母を褒め続ける子ども
約束があって、仕事後、以前の職場の先輩のところに行ってきました。
いつも気にかけてくださる65歳の女性です。
私がパニック障害を隠しながら勤務していた時期、私の異変に気が付いて、いつも体を気遣ってくれた方でした。
初めての職場で、仕事のやり方を丁寧に教えてくださったのもその方です。
今は退職されて、近所の高齢者グループで集まって、いろんな活動をされているのですが、「人って言うのはいくつになっても子どもで、ほめてあげて、認めてあげるとどんどんいろんなことをやり出す」っておっしゃっていました。
その話を聞いて、私も母をよくほめていたなあと思い出しました。
母が私をほめたことなんてないのです。いつも罵倒され、気持ち悪い、臭いと言われ、手足の長さや髪の量、歯並び、口臭、顔だち、様々な欠点を毎日毎日あげつらねられて育ちました。
人前に出るのが怖く、不登校になりかかっていましたが、世間体第一の母が学校に行かないなどということを許すはずも無く、殴られて、鼻血を出し、制服が血で真っ赤になりながらも、電車に乗って学校に行きました。
父も母も異常に外面が良く、いい服を着て自分を立派に見せるのが上手い人でした。
近所の大人も、学校の先生も、誰ひとり、私の地獄のような境遇に気づく人はいませんでした。
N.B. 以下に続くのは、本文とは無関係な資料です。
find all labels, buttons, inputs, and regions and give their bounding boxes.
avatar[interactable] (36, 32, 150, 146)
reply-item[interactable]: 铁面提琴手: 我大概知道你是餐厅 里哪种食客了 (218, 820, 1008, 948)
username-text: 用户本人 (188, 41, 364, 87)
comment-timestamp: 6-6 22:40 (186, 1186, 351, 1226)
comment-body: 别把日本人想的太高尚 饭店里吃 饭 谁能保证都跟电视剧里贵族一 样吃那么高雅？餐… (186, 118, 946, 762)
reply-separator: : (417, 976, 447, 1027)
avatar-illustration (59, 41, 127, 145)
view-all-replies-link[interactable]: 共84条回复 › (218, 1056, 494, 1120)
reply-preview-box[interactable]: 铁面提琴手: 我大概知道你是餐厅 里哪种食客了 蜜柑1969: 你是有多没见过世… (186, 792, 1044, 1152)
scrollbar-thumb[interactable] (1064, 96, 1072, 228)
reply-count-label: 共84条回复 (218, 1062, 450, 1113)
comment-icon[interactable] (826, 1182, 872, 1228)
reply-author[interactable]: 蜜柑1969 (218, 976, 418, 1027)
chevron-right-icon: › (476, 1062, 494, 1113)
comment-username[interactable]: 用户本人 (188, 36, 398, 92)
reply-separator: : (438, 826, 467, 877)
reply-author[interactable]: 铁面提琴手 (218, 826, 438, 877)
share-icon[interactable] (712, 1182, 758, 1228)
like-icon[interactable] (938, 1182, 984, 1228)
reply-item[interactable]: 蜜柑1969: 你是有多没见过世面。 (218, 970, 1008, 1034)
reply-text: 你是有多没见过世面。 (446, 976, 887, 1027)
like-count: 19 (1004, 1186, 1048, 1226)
今、30を過ぎても、私は自分自身を「気持ちの悪いもの」だとしか思えません。
そんな風になっても、私は母を褒め続けていました。
母は自慢がすごく多いのです。
母の話のレパートリーは
「あいつがあんなことをしていた、異常者だ」
という悪口か、
「私はこんなことをしてやった、どうだ、すごいだろう?」
という自慢話のどちらかしかありません。
私は、「どうだ、すごいだろう?」に対して、「すごい、お母さんみたいにできる人はいない」と、言いつづけました。
母の承認欲求は今考えると異常です。
決して満たされることが無い。
毎日毎日、何回も何回も、自分の手柄を、本当にささいなことまで言い尽くさないと気が済まないようでした。
一体何が母をそうさせていたんでしょう。
本当に寂しい、慢性的飢餓状態の人間だったんだなと、今にして思います。
ちょっと調子が悪くなってくると、いろいろな記憶の蓋が開きます。
しかし、どんなに考えても、どうしてあんな理不尽な目にあったのか、私は何のために産まれてきたのか、まったく分からなくて、辛くなるばかりです。